Um “enredo” não raro no Carnaval, mas quase sempre silencioso, foi o foco do encontro promovido pelo Tribunal de Justiça do Rio de Janeiro (TJRJ) na Liga Independente das Escolas de Samba (Liesa). Com uma plateia majoritariamente masculina, as Juízas Luciana Fiala e Katerine Jatahy conduziram uma capacitação inédita de combate à violência contra a mulher na Passarela do Samba para os desfiles de 2026.
Como exige o tema, a capacitação foi iniciada sem fantasias com a fala de Marcelle de Oliveira Moura, bailarina profissional, professora de dança e pedagoga. Com DNA do samba, Marcelle é filha de porta-bandeira, ex-rainha de bateria, ex-passista e foi vítima de violência por um ex-companheiro que conheceu no Carnaval. “Estou aqui como uma sobrevivente”, disse Marcelle ao iniciar a história que acabou por levá-la a pedir ajuda à polícia e à Justiça após entender que vivia uma situação de violência em sua união.
Ela contou que desfilava, mas depois não conseguia mais trabalho porque ele impedia que a contratassem. “Ele não aceitava e isso levou à separação. Fui muito bem acolhida após buscar ajuda. Conheci a Juíza Luciana Fiala, que me orientou sobre o que deveria ser feito”, explicou. Marcelle ainda reforçou que a mulher precisa ter coragem para tomar uma atitude. “O amor não machuca, não agride. Ele te liberta”, afirmou a bailarina, que também é uma entusiasta da rede de proteção às mulheres e da campanha de proteção Carnaval Legal é com Respeito, do TJRJ.
Integrantes da Coordenadoria Estadual da Mulher em Situação de Violência Doméstica e Familiar (Coem) do Judiciário fluminense, as juízas destacaram a importância da capacitação de seguranças que trabalham na festa, integrantes de escolas e representantes de camarotes. Elas reforçaram que, mesmo no Sambódromo, é preciso combater a violência de gênero, quer seja física, psicológica, do assédio ou da importunação sexual. “O importante é que vocês saibam informar corretamente as situações de violência que uma mulher esteja passando no Sambódromo”, destacou a Juíza Katerine Nygaard.
Ela observou ainda que a atuação deve ser de apoio e orientação e não de julgamento. De acordo com a magistrada, a cooperação é fundamental já que muitas ocorrências não chegam ao posto do Juizado do Torcedor e Grandes Eventos na Passarela.
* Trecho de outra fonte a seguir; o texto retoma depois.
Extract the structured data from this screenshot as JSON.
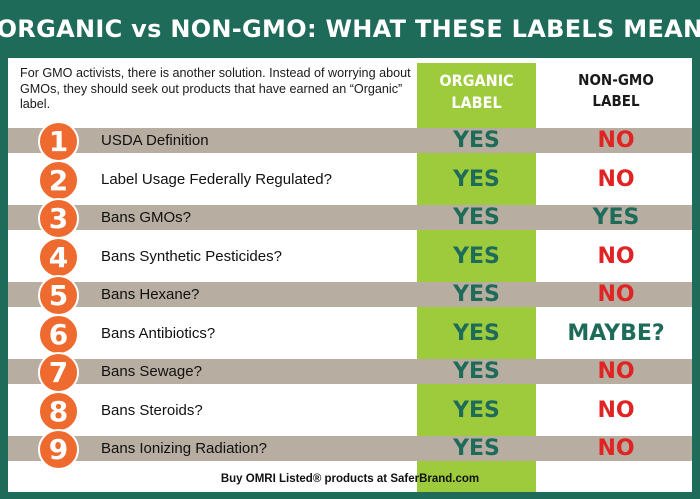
{
  "title": "ORGANIC vs NON-GMO: WHAT THESE LABELS MEAN",
  "intro": "For GMO activists, there is another solution. Instead of worrying about GMOs, they should seek out products that have earned an “Organic” label.",
  "columns": {
    "organic_line1": "ORGANIC",
    "organic_line2": "LABEL",
    "nongmo_line1": "NON-GMO",
    "nongmo_line2": "LABEL"
  },
  "colors": {
    "background": "#1f6b5a",
    "organic_column": "#9dcb3c",
    "row_shade": "#b7ada1",
    "number_circle": "#ef6a2e",
    "yes": "#1f6b5a",
    "no": "#e02424",
    "maybe": "#1f6b5a"
  },
  "rows": [
    {
      "number": "1",
      "label": "USDA Definition",
      "organic": "YES",
      "nongmo": "NO",
      "nongmo_status": "no"
    },
    {
      "number": "2",
      "label": "Label Usage Federally Regulated?",
      "organic": "YES",
      "nongmo": "NO",
      "nongmo_status": "no"
    },
    {
      "number": "3",
      "label": "Bans GMOs?",
      "organic": "YES",
      "nongmo": "YES",
      "nongmo_status": "yes"
    },
    {
      "number": "4",
      "label": "Bans Synthetic Pesticides?",
      "organic": "YES",
      "nongmo": "NO",
      "nongmo_status": "no"
    },
    {
      "number": "5",
      "label": "Bans Hexane?",
      "organic": "YES",
      "nongmo": "NO",
      "nongmo_status": "no"
    },
    {
      "number": "6",
      "label": "Bans Antibiotics?",
      "organic": "YES",
      "nongmo": "MAYBE?",
      "nongmo_status": "maybe"
    },
    {
      "number": "7",
      "label": "Bans Sewage?",
      "organic": "YES",
      "nongmo": "NO",
      "nongmo_status": "no"
    },
    {
      "number": "8",
      "label": "Bans Steroids?",
      "organic": "YES",
      "nongmo": "NO",
      "nongmo_status": "no"
    },
    {
      "number": "9",
      "label": "Bans Ionizing Radiation?",
      "organic": "YES",
      "nongmo": "NO",
      "nongmo_status": "no"
    }
  ],
  "footer": "Buy OMRI Listed® products at SaferBrand.com"
}
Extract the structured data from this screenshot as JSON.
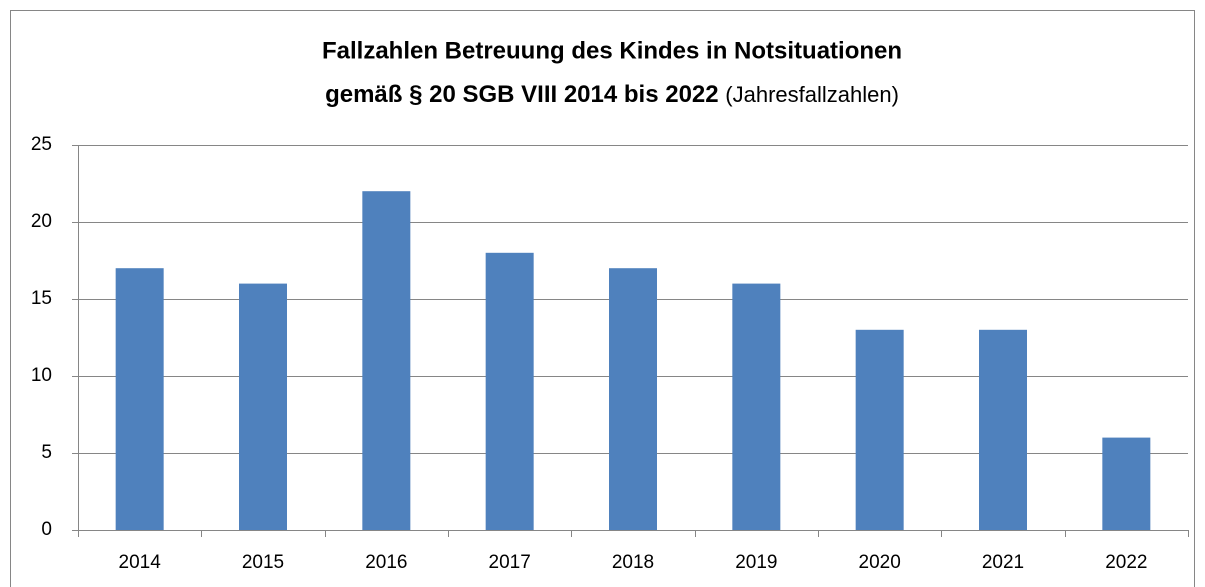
{
  "chart_data": {
    "type": "bar",
    "title": [
      "Fallzahlen Betreuung des Kindes in Notsituationen",
      "gemäß § 20 SGB VIII 2014 bis 2022"
    ],
    "subtitle": "(Jahresfallzahlen)",
    "categories": [
      "2014",
      "2015",
      "2016",
      "2017",
      "2018",
      "2019",
      "2020",
      "2021",
      "2022"
    ],
    "values": [
      17,
      16,
      22,
      18,
      17,
      16,
      13,
      13,
      6
    ],
    "color": "#4f81bd",
    "ylim": [
      0,
      25
    ],
    "yticks": [
      0,
      5,
      10,
      15,
      20,
      25
    ],
    "grid": true
  }
}
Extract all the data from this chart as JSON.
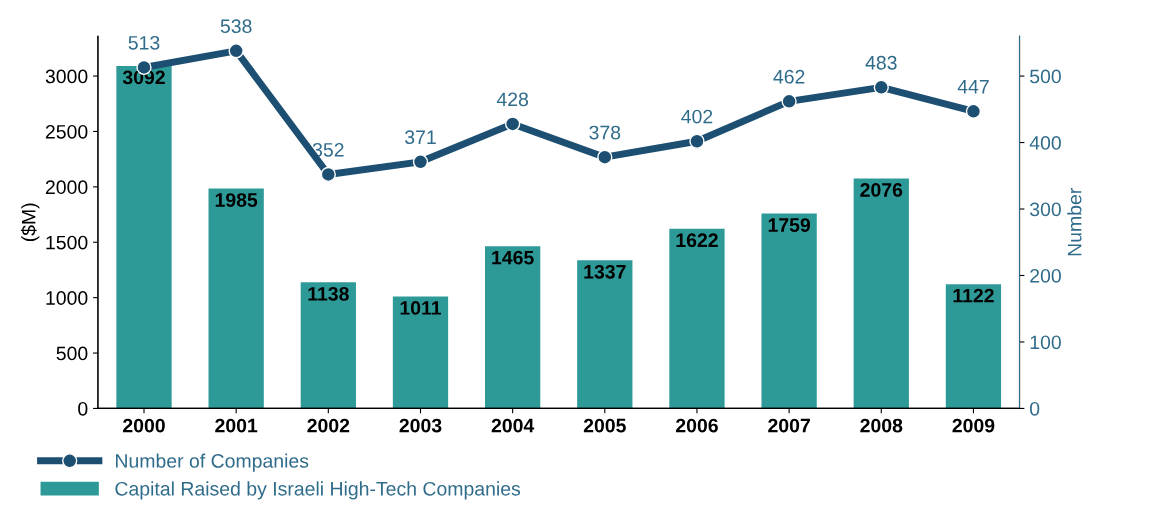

Ao apresentar projeções de protocolos de como agir diante de situações que vitimizam as mulheres e dados da violência no Carnaval, a Juíza Luciana Fiala disse que, no Carnaval, muitos tratam o corpo da mulher como se não pertencesse a ela. “Ela não está ali se vendendo, mas participando de uma festa cultural”. Ela enfatizou que a partir do momento que uma mulher pede ajuda, passa a ser um problema de todos.
Passarela do Samba
A magistrada informou ainda que o tribunal estará presente na Passarela do Samba, no Setor 11, com o Juizado do Torcedor e Grandes Eventos, com juízes, promotores e defensores públicos para atender situações emergenciais, como no caso de deferimento de medidas protetivas ou até mesmo determinação de prisão de agressores.
Participaram da capacitação o Diretor Jurídico do TJRJ Rafael Vieites; a Delegada Gabriela Beauvais, diretora do Departamento-Geral de Polícia de Atendimento à Mulher; a Promotora Isabela Jordan, coordenadora do Centro de Apoio Operacional às Promotorias de Justiça de Combate à Violência Doméstica e Familiar contra a Mulher; Giulia Luz, Superintendente de Enfrentamento às Violências da Secretaria Estadual da Mulher; a coordenadora da Ronda Maria da Penha da Guarda Municipal do Rio, Glória Maria Barreto; a Major Bianca Ferreira da Silva, coordenadora da Patrulha Maria da Penha da PMERJ; além de representantes da Secretaria Municipal da Mulher, da Defensoria Pública, da coordenação de segurança da Liesa e do Departamento Jurídico da instituição.
Na oportunidade, os participantes explicaram à plateia como atuar; protocolos de ajuda; diferentes tipos de violência contra mulheres; Lei Maria da Penha; canais de denúncias disponíveis em diferentes plataformas; espaços e staffs de apoio disponibilizados nos dias de desfiles para atendimento e acolhimento das vítimas; entre outras informações.